Para Marx, esse capitalismo em que “o trabalhador é forçado a bastar-se com o mínimo vital, para não perder o emprego” (Catani, 2011, p. 30) não surgiu do nada, ele se desenvolveu historicamente, considerando-se as quatro grandes fases (primitiva, escravista, feudal e capitalista). O fator comum que permeia todas essas fases é o trabalho. O homem não trabalha porque quer trabalhar, ele trabalha porque tem necessidades básicas que devem ser supridas, como alimentar-se, ter uma moradia, dormir e vestir-se. Nesse sentido, a comunidade primitiva trabalhava pouco, indubitavelmente, porque tinha poucas necessidades, isto é, não se preocupava em acumular bens, vivia com o mínimo necessário.
As necessidades básicas evoluíram com a evolução do homem e da vida complexa em sociedade. Com essa evolução, que perpassa todas as fases, as necessidades básicas cederam lugar às necessidades sofisticadas. Assim, o homem passou a não se satisfazer mais com qualquer tipo de alimento. Surgiu certo refinamento e ele começou a fazer uma seleção daquilo que ingeria. Dessa forma, gosto, textura e sabor, por exemplo, passaram a ocupar lugar privilegiado nesse cenário.
Outro aspecto que podemos citar para exemplificar essa ideia diz respeito ao vestuário. Na sociedade primitiva, o homem vestia-se com peles de outros animais para se proteger do frio e usava poucas roupas. Com a evolução e a sofisticação, as peles rústicas foram substituídas por tecidos confeccionados pelo homem, variando de época para época e de cultura para cultura, segundo o poder aquisitivo de cada classe social. Além disso, os tecidos, que antes serviam apenas para encobrir os corpos, aquecê-los e protegê-los das intempéries, passaram a ter um valor simbólico, pois meramente vestir-se não era mais suficiente, tornou-se fundamental ostentar uma marca específica. O status social passou a ser determinado por aquilo que se possuía e pelas vestes que se usavam. A vaidade passou a ocupar um lugar de destaque na sofisticada vida em sociedade.

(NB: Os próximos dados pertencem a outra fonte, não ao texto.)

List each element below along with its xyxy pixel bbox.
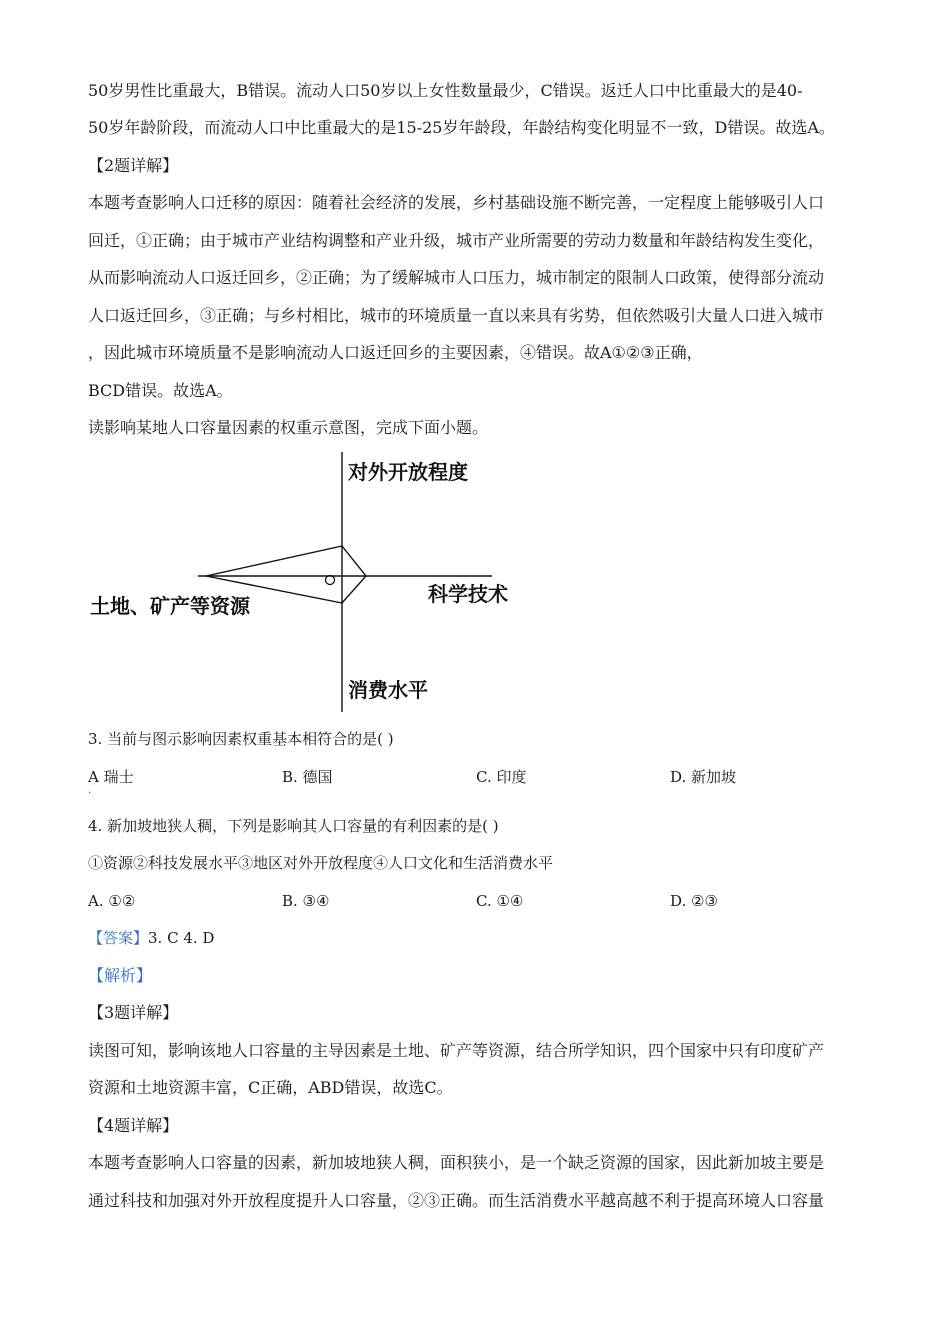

A propriedade privada, inexistente na fase primitiva, porém presente nas demais fases, sobretudo na capitalista, tornou-se um fator de extrema relevância, porque demonstrava a importância e a posição social que o indivíduo ocupava em determinada sociedade. Para Marx, “a propriedade privada não é dado absoluto que se deva pressupor em toda argumentação. Ela é muito mais “o produto, o resultado e a consequência necessária do trabalho do trabalhador expropriado” (Antiseri; Reale, História da filosofia, 2005, p. 174), fruto das relações entre os homens marcadas pela exploração.
Das relações entre os homens nasceram a riqueza, a pobreza e muitos males que assolam a humanidade até hoje. Marx entendia que à “máxima produção de riqueza corresponde o empobrecimento máximo do operário” (Antiseri; Reale, 2005, p. 174). Como esclarece Herculano (Em busca da sociedade, 2006, p. 6), “para sobreviverem, os homens entram em relação com a natureza, transformando-a, e em relação com os outros. Assim, ao mesmo tempo em que produzem a sua sobrevivência, produzem também a sociedade”, que, historicamente, dada a sua evolução, foi valorizando o ter e menosprezando o ser.
Esse sistema no qual tudo se torna válido em nome da riqueza, inclusive o empobrecimento máximo, representa o capitalista, que Marx condena. “No capitalismo, os poucos que não trabalhavam viviam com conforto e luxo, graças à propriedade dos meios de produção” (Huberman, História da riqueza do homem, 1986, p. 212). Na lógica do sistema capitalista, muitos perdem e poucos ganham. O acúmulo de capital não deve ser acessível a todos, pois, se assim fosse, não haveria a concentração de capital nas mãos de poucos. O capital é, para Marx, “a propriedade privada dos produtos do trabalho alheio” (Antiseri; Reale, 2005, p. 174, grifo nosso). É essa realidade que deve sofrer interferência e ser transformada, pois todo homem tem direito de desfrutar daquilo que seu trabalho produz.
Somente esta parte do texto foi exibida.